The only true and accurate way to analyze BAC is through a whole blood sample. Unfortunately, these results take time, care, and caution. Whole blood tests are performed by the Michigan State Toxicology Unit, a division of the Michigan State Police.
For whole blood analysis, a blood sample is drawn and sent to the toxicology lab. The blood should be refrigerated, but it isn’t refrigerated until it reaches the lab. Police officers send these samples through the mail. They sent it by regular US mail, while it sits in a truck in a box. Despite being a yucky thought, it is forensically not acceptable. Days or weeks after the sample was drawn, the state lab receives the sample and promptly places it into a refrigerator.
If you haven’t caught on yet, let me send you a ham sandwich in the mail next week, days or weeks after it sat on my desk. Would you put it in a refrigerator and later eat it?
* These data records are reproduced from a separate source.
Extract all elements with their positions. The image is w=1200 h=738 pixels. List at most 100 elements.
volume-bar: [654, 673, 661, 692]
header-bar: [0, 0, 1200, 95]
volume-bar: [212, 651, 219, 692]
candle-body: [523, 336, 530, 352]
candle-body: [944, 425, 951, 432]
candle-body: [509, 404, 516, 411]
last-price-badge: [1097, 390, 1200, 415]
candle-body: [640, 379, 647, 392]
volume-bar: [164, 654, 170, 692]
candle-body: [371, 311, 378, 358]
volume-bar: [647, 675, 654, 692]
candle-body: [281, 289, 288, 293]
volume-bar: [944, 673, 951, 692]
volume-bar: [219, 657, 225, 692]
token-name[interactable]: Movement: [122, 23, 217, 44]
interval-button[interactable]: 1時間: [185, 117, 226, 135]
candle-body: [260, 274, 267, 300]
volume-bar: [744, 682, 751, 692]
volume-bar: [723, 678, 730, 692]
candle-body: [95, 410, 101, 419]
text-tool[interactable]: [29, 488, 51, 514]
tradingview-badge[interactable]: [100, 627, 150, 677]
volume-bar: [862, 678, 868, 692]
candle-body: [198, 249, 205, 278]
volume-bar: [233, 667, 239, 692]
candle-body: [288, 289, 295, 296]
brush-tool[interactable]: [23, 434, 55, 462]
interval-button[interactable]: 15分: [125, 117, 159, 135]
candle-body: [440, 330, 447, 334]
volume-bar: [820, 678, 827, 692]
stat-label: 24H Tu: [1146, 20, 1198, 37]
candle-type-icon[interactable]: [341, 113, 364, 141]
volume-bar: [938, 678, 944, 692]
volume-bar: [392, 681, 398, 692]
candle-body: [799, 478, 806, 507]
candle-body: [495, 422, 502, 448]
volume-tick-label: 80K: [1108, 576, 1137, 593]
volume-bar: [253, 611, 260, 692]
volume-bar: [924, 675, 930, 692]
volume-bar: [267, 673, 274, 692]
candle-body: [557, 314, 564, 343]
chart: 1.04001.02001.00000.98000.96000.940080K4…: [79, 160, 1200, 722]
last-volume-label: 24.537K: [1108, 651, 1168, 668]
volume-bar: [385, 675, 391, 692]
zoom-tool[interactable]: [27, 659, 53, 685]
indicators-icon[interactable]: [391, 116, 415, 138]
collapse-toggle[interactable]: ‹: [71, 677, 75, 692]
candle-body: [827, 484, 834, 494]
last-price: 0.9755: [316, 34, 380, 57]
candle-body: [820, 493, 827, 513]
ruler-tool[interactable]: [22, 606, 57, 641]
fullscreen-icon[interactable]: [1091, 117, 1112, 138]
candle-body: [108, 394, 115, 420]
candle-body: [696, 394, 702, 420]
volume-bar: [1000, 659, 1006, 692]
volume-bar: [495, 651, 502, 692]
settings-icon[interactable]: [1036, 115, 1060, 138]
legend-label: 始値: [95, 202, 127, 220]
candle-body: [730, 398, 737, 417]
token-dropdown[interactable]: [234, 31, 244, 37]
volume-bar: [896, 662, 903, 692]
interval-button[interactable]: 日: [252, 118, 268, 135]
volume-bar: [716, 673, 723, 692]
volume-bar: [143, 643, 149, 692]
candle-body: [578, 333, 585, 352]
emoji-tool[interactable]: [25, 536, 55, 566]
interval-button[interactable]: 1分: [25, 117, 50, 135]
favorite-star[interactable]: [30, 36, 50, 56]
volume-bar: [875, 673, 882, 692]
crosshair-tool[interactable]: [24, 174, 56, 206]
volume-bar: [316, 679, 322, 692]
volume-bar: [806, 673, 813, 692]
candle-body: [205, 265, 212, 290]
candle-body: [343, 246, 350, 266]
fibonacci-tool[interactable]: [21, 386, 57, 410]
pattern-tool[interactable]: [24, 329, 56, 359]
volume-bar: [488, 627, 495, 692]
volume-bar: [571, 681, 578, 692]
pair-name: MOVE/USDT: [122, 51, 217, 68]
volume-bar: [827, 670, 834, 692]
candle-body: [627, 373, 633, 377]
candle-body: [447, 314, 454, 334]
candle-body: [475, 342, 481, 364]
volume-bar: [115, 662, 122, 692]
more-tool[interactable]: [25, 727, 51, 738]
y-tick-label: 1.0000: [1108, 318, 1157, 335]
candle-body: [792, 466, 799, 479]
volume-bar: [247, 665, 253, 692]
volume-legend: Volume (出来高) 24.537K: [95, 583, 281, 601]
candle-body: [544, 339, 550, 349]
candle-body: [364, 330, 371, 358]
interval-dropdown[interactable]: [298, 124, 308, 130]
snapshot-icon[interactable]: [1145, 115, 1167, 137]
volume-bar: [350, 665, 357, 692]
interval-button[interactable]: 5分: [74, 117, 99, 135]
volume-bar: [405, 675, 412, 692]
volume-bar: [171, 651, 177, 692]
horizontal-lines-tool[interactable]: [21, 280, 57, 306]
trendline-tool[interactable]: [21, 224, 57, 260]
Why not?
Fermentation (i.e. the process or rotting) creates nasty things. One of the by_products of fermentation is that sugars turn into alcohol. The weeks_old ham sandwich will contain all sorts of bacteria, but the sugars in that ham will have also produced alcohol. And if you try to prove what the pig drank before turning into a ham sandwich based upon the presence of alcohol . . . Well, you get the point.
In order to convict someone based upon a BAC, whether it’s BrAC, hospital BAC, or a BAC from the Michigan State Toxicology Unit, the results must be reliable and relevant. You can’t trust the judge to suppress these tests just because the science is bad. Judges will typically pass along these issues to jurors. So, while various advocacy groups attempt to make it easier to convict people of a crime, juries appear to be the only safe guard to these unreasonable measures.